Why people overtalk
Our minds were designed to be egocentric, Alison Wood Brooks, an associate professor of business administration at Harvard Business School, explained to me recently. “Self-disclosure feels as good in our brain as eating chocolate or having sex,” said Brooks, author of Talk: The Science of Conversation and the Art of Being Ourselves.
For many, she said, “that’s a hard force to fight against”.
Also, big talkers are often rewarded for their ability to inform and entertain.
At the extreme, over-talking may be caused by a serious mental health or neurological condition, such as ADHD, autism or bipolar disorder. Long-winded people may also struggle with social anxiety and fill the airwaves to cope with nervousness, self-doubt or social jitters.
If you, like my patient, want to better manage the chatterboxes in your life, consider these actions.
Look within
If you seem to attract overtalkers, get curious about the dynamic. Like my patient, you might have trouble being assertive and find it easier to listen than interrupt.

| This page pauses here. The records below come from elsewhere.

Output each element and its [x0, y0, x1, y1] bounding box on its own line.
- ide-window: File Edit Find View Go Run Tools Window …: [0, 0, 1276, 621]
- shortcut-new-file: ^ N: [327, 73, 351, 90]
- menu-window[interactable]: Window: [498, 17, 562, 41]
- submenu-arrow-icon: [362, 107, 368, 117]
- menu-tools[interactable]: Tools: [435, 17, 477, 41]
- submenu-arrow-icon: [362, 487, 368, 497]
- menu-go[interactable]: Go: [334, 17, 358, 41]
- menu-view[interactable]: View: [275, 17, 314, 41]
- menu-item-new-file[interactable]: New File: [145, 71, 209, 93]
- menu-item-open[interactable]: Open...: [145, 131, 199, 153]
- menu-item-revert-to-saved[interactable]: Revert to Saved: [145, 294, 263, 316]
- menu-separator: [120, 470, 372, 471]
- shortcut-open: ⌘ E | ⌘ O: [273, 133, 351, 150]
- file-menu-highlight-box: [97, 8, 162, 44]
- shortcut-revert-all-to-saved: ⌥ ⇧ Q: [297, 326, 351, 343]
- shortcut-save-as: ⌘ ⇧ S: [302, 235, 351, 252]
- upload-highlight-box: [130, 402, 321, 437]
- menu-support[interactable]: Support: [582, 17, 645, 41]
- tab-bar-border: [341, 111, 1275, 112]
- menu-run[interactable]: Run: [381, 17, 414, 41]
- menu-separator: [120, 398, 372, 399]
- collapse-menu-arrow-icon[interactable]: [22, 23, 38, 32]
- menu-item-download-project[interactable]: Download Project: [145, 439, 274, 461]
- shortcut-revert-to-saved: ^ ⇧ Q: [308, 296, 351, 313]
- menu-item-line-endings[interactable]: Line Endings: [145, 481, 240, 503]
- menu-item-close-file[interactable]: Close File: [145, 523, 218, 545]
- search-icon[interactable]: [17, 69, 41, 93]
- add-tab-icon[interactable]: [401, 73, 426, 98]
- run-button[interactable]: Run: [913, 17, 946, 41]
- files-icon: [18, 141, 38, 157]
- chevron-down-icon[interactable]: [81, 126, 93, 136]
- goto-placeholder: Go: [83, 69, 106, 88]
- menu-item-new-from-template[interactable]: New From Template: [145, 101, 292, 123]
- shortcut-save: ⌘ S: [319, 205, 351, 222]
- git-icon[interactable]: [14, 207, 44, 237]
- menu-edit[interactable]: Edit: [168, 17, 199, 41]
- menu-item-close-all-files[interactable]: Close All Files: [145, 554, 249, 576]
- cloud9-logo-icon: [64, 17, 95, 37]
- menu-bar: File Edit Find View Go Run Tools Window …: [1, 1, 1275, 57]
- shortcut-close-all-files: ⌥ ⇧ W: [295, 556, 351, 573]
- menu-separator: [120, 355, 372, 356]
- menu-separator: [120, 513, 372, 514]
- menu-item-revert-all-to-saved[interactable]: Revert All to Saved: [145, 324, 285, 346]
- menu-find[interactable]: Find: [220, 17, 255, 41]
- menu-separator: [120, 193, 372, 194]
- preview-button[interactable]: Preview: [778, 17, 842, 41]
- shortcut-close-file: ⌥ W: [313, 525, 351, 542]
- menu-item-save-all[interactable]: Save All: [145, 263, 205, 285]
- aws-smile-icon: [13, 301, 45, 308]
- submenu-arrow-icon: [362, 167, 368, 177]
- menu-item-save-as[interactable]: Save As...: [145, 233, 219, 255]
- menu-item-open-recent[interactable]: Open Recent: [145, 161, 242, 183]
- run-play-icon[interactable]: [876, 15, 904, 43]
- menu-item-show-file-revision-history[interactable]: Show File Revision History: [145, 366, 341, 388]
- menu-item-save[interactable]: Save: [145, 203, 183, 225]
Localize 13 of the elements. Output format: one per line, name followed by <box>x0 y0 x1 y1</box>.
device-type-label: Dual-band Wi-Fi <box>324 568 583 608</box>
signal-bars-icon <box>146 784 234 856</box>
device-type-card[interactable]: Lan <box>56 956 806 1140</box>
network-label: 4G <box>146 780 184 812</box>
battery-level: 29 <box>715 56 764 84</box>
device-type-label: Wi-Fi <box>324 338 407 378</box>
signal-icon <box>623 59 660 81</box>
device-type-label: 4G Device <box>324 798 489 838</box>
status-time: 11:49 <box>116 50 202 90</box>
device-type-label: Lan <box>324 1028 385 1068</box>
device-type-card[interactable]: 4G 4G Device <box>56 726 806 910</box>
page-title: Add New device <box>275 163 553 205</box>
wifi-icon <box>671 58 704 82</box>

Some people also find it scary to expose their opinions and thoughts and prefer to have another person run the conversation. Others may be such good listeners that people gravitate toward their attentional aura. If any of this sounds familiar, setting boundaries (or finding friends who are better turn-takers) could help you grow personally.
Have empathy
Big talkers can’t always control themselves, so try to be patient in addressing the issue with them. Think of the over-talker as having a nervous habit or a blind spot, and remember that it’s human nature to be self-focused.
Be honest
When the talker is your partner, child or close friend, offer a direct statement such as: “I know you like to share your opinions and ideas, but I think sometimes you annoy people.”
If that feels too harsh, try something like: “You are such a great storyteller, but I think you would benefit from asking questions. You can learn a lot that way.”
Then explain that research consistently shows people who ask good questions are more appreciated by their conversation partners.
Be situation-specific
I coached my patient to first address her husband’s end-of-day download. She told him: “Hey, I know you have a lot to tell me at the end of the day, but your updates are long and I start to zone out. What if we took turns filling each other in?”
From there, over time, she was able to talk about other situations where she felt he was talking too much and listening too little.
If you’re on intimate terms with the talker, try some levity. “Whoa, you have a lot to say about that!” or, “I think you just talked without pause for 7.5 minutes.”
Point out the pattern in real time, before you rely on an old ineffective pattern such as tuning out or escaping.
Take a quiz
At your next get-together with a garrulous pal, whip out the Talkaholic Scale and suggest you take the quiz together. You might preface it with, “Hey, let’s figure out which one of us is chattier.”
The 16-question scale was developed in 1993 by Virginia Peck Richmond and James McCroskey, when they were professors of communications studies at West Virginia University, to identify compulsive talkers.
Introduce a new topic
Overtalkers can get bogged down; help them out by interjecting something novel and juicy into the conversation. While it may seem rude, it could help your chatty friend out of their anxious need to fill the silence and create a better dialogue.
Don’t be shy about jumping to an entirely new topic – it will probably make the interaction much more interesting and give you a greater sense of agency in the conversation.
Help them make a graceful exit
If you want to politely end the conversation, provide a conversational assist such as: “Okay, so it sounds like you are saying [insert a summary here] …”
If they are talking about an emotional topic such as a recent breakup or their boss’s bad behaviour, try, “I know this is upsetting, can I give you some feedback?” Or if you want out of the conversation, “I’m sorry you’re struggling.”
Create a hard stop
Some people will talk too long no matter what. Get before by giving them a time limit: “Happy to talk, but I have just 15 minutes, then I need to get on another call/run an errand/take the dog for a walk.”
Walk away
You can always invent an emergency. A trip to the bathroom, a visit to the bar or the urgent need to answer a text are good ways to get out of a one-sided exchange.
Overtalkers can be fascinating and entertaining. Learning to set boundaries helps you enjoy the best of them while creating a healthier and less resentful dynamic.
Lesley Alderman is a psychotherapist based in Brooklyn.